Nükleer santral konusunda, çevreci maskeli marjinal grupların buna niçin karşı çıktığını defalarca izah ettiklerini anımsatan Erdoğan, nükleer enerjinin dünyada 70 yıldır kullanılan bir kaynak olduğunu belirtti.

Erdoğan, 2025 yılı itibarıyla 31 ülkede 416 nükleer reaktörün faal olduğunu ifade ederek, şunları kaydetti:

"Türkiye'nin de içinde bulunduğu 15 ülkede 62 reaktör inşa ediliyor.
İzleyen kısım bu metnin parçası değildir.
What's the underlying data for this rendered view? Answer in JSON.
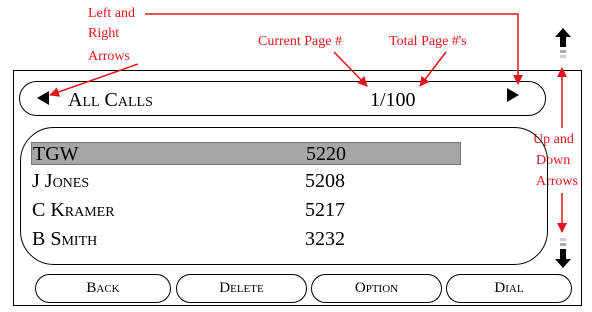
{
  "annotations": {
    "left_right_arrows": [
      "Left and",
      "Right",
      "Arrows"
    ],
    "current_page": "Current Page #",
    "total_pages": "Total Page #'s",
    "up_down_arrows": [
      "Up and",
      "Down",
      "Arrows"
    ]
  },
  "screen": {
    "title": "All Calls",
    "page": "1/100",
    "rows": [
      {
        "name": "TGW",
        "ext": "5220",
        "selected": true
      },
      {
        "name": "J Jones",
        "ext": "5208",
        "selected": false
      },
      {
        "name": "C Kramer",
        "ext": "5217",
        "selected": false
      },
      {
        "name": "B Smith",
        "ext": "3232",
        "selected": false
      }
    ],
    "softkeys": [
      "Back",
      "Delete",
      "Option",
      "Dial"
    ]
  },
  "icons": {
    "left": "left-triangle-arrow",
    "right": "right-triangle-arrow",
    "up": "up-arrow",
    "down": "down-arrow"
  },
  "colors": {
    "annotation": "#e8141c",
    "selection": "#a6a6a6",
    "outline": "#000000"
  }
}
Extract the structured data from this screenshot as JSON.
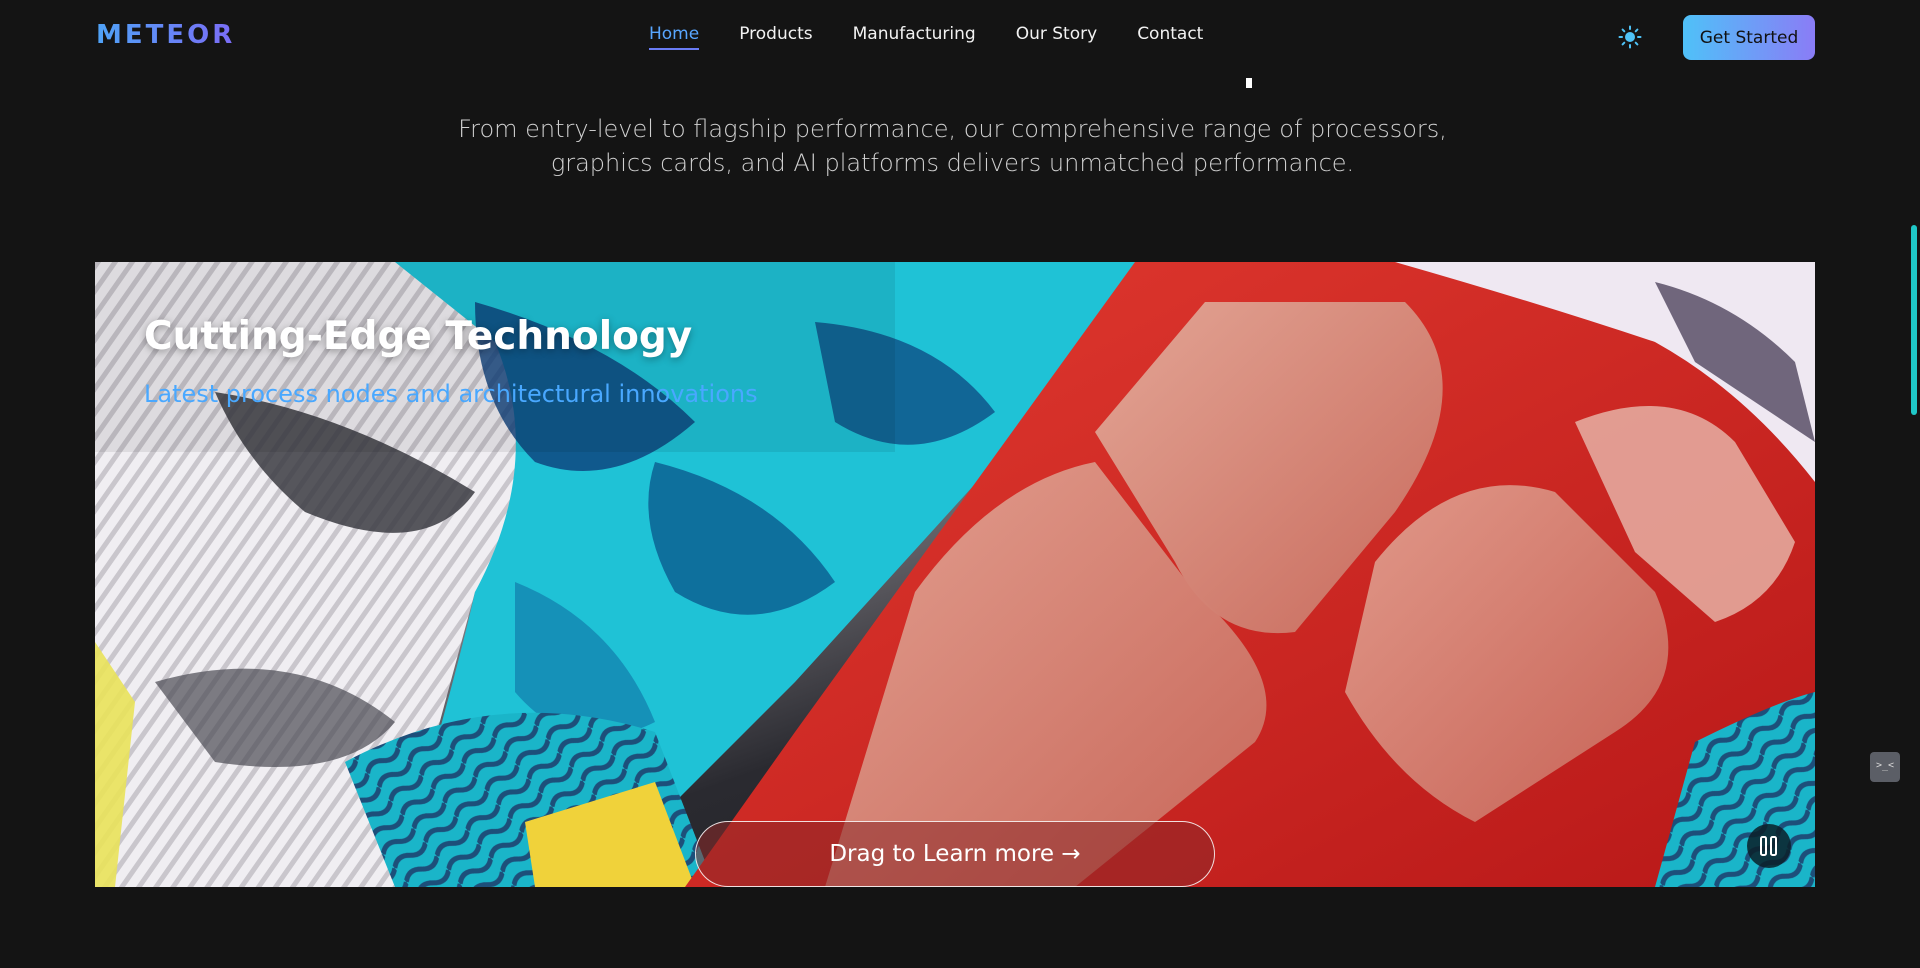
{
  "brand": {
    "logo": "METEOR"
  },
  "nav": {
    "items": [
      {
        "label": "Home",
        "active": true
      },
      {
        "label": "Products",
        "active": false
      },
      {
        "label": "Manufacturing",
        "active": false
      },
      {
        "label": "Our Story",
        "active": false
      },
      {
        "label": "Contact",
        "active": false
      }
    ]
  },
  "header": {
    "theme_toggle_icon": "sun-icon",
    "cta_label": "Get Started"
  },
  "intro": {
    "line1": "From entry-level to flagship performance, our comprehensive range of processors,",
    "line2": "graphics cards, and AI platforms delivers unmatched performance."
  },
  "hero": {
    "title": "Cutting-Edge Technology",
    "subtitle": "Latest process nodes and architectural innovations",
    "drag_label": "Drag to Learn more →",
    "pause_icon": "pause-icon"
  },
  "widget": {
    "label": ">_<"
  },
  "colors": {
    "background": "#141414",
    "accent_blue": "#58a6ff",
    "accent_purple": "#7b6cf6",
    "cta_gradient_start": "#4fc1f8",
    "cta_gradient_end": "#8a7cf6",
    "scroll_accent": "#1fc7c7"
  }
}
Enerjide dışa bağımlılığı azaltmak, 2053 yılı net sıfır emisyon hedeflerine ulaşmak ve artan enerji talebimizi karşılamak istiyorsak, nükleer enerjiyi üretim portföyümüze mutlaka dahil etmek zorundayız. Toplam 4 bin 800 megavat kurulu güce sahip Akkuyu Nükleer Santrali'nin devreye girmesiyle tabiri caizse şeytanın bacağını kıracağız. Yıllık 35 milyar kilovat saat elektrik üretecek bu santral, ülkemizi yıllık 7 milyar metreküp doğalgaz ithalatından kurtaracak. Ayrıca senelik 35 milyon ton karbon emisyonunu engelleyecek. Yurt içi gayri safi hasılamıza toplam 50 milyar dolar katkı sağlayacak. Hal böyleyken nükleer santrale karşı çıkmak cehalet ürünü değilse, ancak art niyetle açıklanabilir. Böyle sığ bir zihniyetin ne ülkeye ne millete ne de Sinoplu kardeşlerimize hiçbir faydası olmaz."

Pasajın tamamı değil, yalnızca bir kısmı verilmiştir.